Shortly after I retired from my 14 seasons of professional baseball, I returned to Zoned Sports Academy as a coach, with the intention of giving private lessons and assisting with classes and workshops.

I had zero interest in coaching a travel baseball team. Seriously, when I say zero interest, I mean zero interest. I'm not 100% sure as to why I felt so strongly about that. Maybe it was because I never really had a desire to do it. Maybe it had something to do with all of the nightmare stories about travel baseball parents. Maybe it was because I had just got done traveling and playing baseball my entire life.

Even though I told myself I wouldn't do it, I found myself coaching my first Zoned RedHawks team in 2015. And to my surprise, I really did enjoy myself. The traveling wasn't bad, the kids worked hard and gave great effort and I quickly learned how much of an impact you can have on a young ball player. And just like that, I had become a travel baseball coach. The next few years would take my teams to Florida and Georgia, watching our players develop into college scholarship and Major League Baseball draft worthy talents. I was coaching real baseball players and it was awesome.

Just like my playing days, there were teams that stuck out a little more than others. Teams that just had that special something.

Well, this season, my 14u Zoned RedHawks were one of those special teams. And I never saw it coming. To be honest, I was convinced that I would remember this group for another reason; LOSING. Man, was I wrong.

I can proudly say that my 14u RedHawks team had an incredible season. Incredible for so many reasons. They finished better than they started. They pulled off a championship and lost a heartbreaker in the finals. We were on the right side of the score a bunch and on the wrong side of the score more times than I'd like remember. This group of young men impressed each other and disappointed each other. When it was all said and done, this team was there for one another.

As a coach, you have a responsibility to teach your players the fundamentals of the game, so they can best compete out on the field. At least thats what most coaches do. You see, most coaches focus on just the game. The "wins and losses", the stats and analytics. Most coaches get caught up in the numbers. Sometimes I wonder if I don't focus on that stuff enough.

I actually have a hard time calling myself a baseball coach because that is not why I do it. Believe it or not, coaching the game of baseball is just an added bonus. Helping them become better young men is why I coach. That is the real reward.

This 14u RedHawks team came such along way this summer. We went from a team that was expected to lose, to a team that was shocked if it didn't win.

They committed to playing a "Hard 7" and running a "Hard 90" every game.

They helped keep each other up during the times tough times and learned to be accountable for their actions; both good and bad. This team grew into something special as the season progressed. And it was the perfect time to do just that, as they are getting ready to head in one of the most important 4 year periods of their lives; High School.

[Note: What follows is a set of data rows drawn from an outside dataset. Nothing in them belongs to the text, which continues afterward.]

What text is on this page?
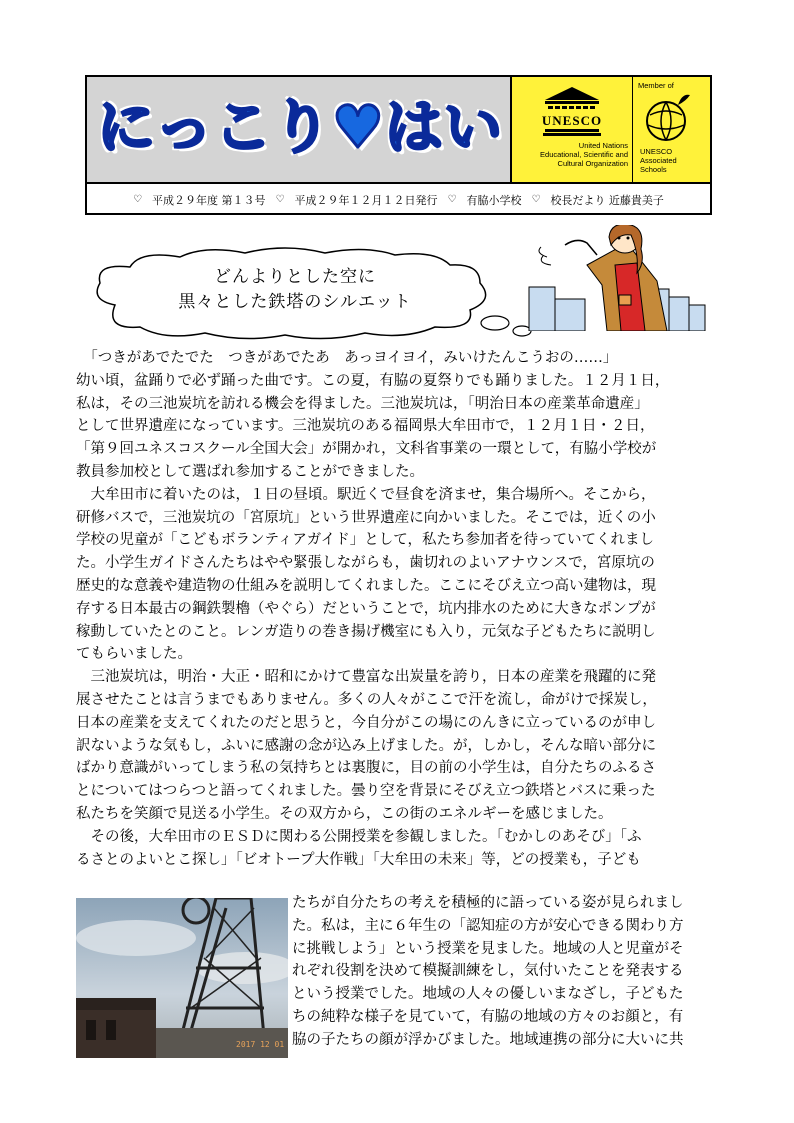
にっこり♥はい	UNESCO
United Nations
Educational, Scientific and
Cultural Organization
Member of
UNESCO
Associated
Schools
♡ 平成２９年度 第１３号 ♡ 平成２９年１２月１２日発行 ♡ 有脇小学校 ♡ 校長だより 近藤貴美子
どんよりとした空に
黒々とした鉄塔のシルエット

　「つきがあでたでた　つきがあでたあ　あっヨイヨイ，みいけたんこうおの……」
幼い頃，盆踊りで必ず踊った曲です。この夏，有脇の夏祭りでも踊りました。１２月１日，
私は，その三池炭坑を訪れる機会を得ました。三池炭坑は，「明治日本の産業革命遺産」
として世界遺産になっています。三池炭坑のある福岡県大牟田市で，１２月１日・２日，
「第９回ユネスコスクール全国大会」が開かれ，文科省事業の一環として，有脇小学校が
教員参加校として選ばれ参加することができました。

　大牟田市に着いたのは，１日の昼頃。駅近くで昼食を済ませ，集合場所へ。そこから，
研修バスで，三池炭坑の「宮原坑」という世界遺産に向かいました。そこでは，近くの小
学校の児童が「こどもボランティアガイド」として，私たち参加者を待っていてくれまし
た。小学生ガイドさんたちはやや緊張しながらも，歯切れのよいアナウンスで，宮原坑の
歴史的な意義や建造物の仕組みを説明してくれました。ここにそびえ立つ高い建物は，現
存する日本最古の鋼鉄製櫓（やぐら）だということで，坑内排水のために大きなポンプが
稼動していたとのこと。レンガ造りの巻き揚げ機室にも入り，元気な子どもたちに説明し
てもらいました。

　三池炭坑は，明治・大正・昭和にかけて豊富な出炭量を誇り，日本の産業を飛躍的に発
展させたことは言うまでもありません。多くの人々がここで汗を流し，命がけで採炭し，
日本の産業を支えてくれたのだと思うと，今自分がこの場にのんきに立っているのが申し
訳ないような気もし，ふいに感謝の念が込み上げました。が，しかし，そんな暗い部分に
ばかり意識がいってしまう私の気持ちとは裏腹に，目の前の小学生は，自分たちのふるさ
とについてはつらつと語ってくれました。曇り空を背景にそびえ立つ鉄塔とバスに乗った
私たちを笑顔で見送る小学生。その双方から，この街のエネルギーを感じました。

　その後，大牟田市のＥＳＤに関わる公開授業を参観しました。「むかしのあそび」「ふ
るさとのよいとこ探し」「ビオトープ大作戦」「大牟田の未来」等，どの授業も，子ども

2017 12 01
たちが自分たちの考えを積極的に語っている姿が見られまし
た。私は，主に６年生の「認知症の方が安心できる関わり方
に挑戦しよう」という授業を見ました。地域の人と児童がそ
れぞれ役割を決めて模擬訓練をし，気付いたことを発表する
という授業でした。地域の人々の優しいまなざし，子どもた
ちの純粋な様子を見ていて，有脇の地域の方々のお顔と，有
脇の子たちの顔が浮かびました。地域連携の部分に大いに共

As this group of young men head into their High School years this upcoming fall, I truly hope they remember the lessons learned this season and use them as new challenges present themselves. After watching them play, I have no doubt that they are all ready to take on the hallways of those high schools with class and confidence.

I've always hated the last day of the season for one simple reason. I hated it because I would miss my teammates. Although my playing days are long gone and my title on this team was Head Coach, these little homies were my teammates. I am proud to have had the opportunity to line up each weekend with these young men.


Looking back, I couldn't have been luckier to coach this team. These boys were awesome and I couldn't have asked for a better group of parents to spend a season with. This was just a really special group. I want to wish each of them much health and success as they walk the halls of their high schools in the fall. Remember boys, Chest out...Chin Up!

I always told them that life is a lot like baseball. All you have to do is stay true to who you are. Find that RYTHYM, show your CONFIDENCE. And when the timing is just right, LOAD and EXPLODE.